Samuel Beckett’s Waiting for Godot is a tragic play with two acts depicting the unbearable miserable condition of modern man. There are two tramps; Estragon and Vladimir. They are subject to an apparently endless wait expecting some sort of help from Godot but he does not come except for a vague promise that Godot will come tomorrow. Nothing is certain or clearer in the play.The scope of time seems quite disturbed because a tomorrow could mean a day, a year, a season or even a whole of one’s life in this play.
The play begins with the appearance of two tramps on a road with a single tree. Time is evening and the two of them express joy for having met again while none of them shows anything more than mere pretence in words. Estragon remains busy in either taking off his shoe or putting back it on because it hurts him. His shoe does not fit him well. And Vladimir keeps on discussing the chances of survival for human beings are very small. Both of them fight, argue, abuse each other but stay together:
Don’t touch me! Don’t question me! Don’t speak to me! Stay with me!
The playwright literally creates such a scope of nothingness in the life of the characters that:
Nothing happens, nobody comes, nobody goes, it’s awful!
The two tramps find themselves lost and their memory is very weak. They commit strange and odd things. They appear very shabby and poor. They seek repentance and want to change their condition but they feel they are unable to do so:
Very likely. They all change. Only we can’t
Lucky and Pozzo happen to cross the same road where the two tramps are sitting on a mound. Pozzo, a rich man, treats his servant Lucky no less than an animal. Every act of Lucky is considered as meant for pleasing Pozzo. His labours mean nothing to Pozzo, a symbol of inhuman behaviour attributed to modern man. This visit also exposes the financial weakness of the two tramps that are willing to eat even the bones thrown by rich Pozzo. The fight for bones may also be considered the gloomy failure of human civilization.

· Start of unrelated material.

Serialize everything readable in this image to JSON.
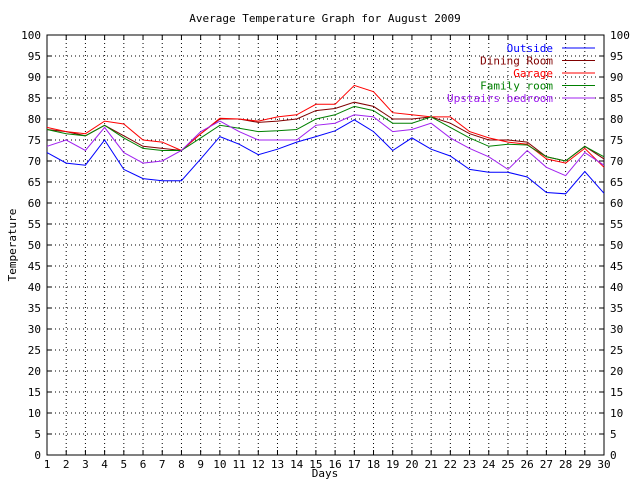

The tears of the world are a constant quantity. For each one who begins to weep, somewhere else another stops.
The characters seem to have either no memory or a very weak sense of it. Pozzo does not remember to have met the two tramps before:
I don’t remember having met anyone yesterday. But tomorrow I won’t remember having met anyone today. So don’t count on me to enlighten you.
The two tramps entertain themselves with conversation, dull, blank, boring as well as sensational words but they do nothing. They even talk about suicide but action is not meant for them. Probably, they mean nothing but to show the burden of existence: “To every man his little cross. Till he dies. And is forgotten.”
The two tramps keep on waiting for Godot who never comes; however, messenger comes from him giving the message that he would come tomorrow. And the two tramps believe: “We always find something to give us the impression we exist” and they also associate their state of being to the modern man’s existence:” But at this place, at this moment of time, all mankind is us, whether we like it or not”.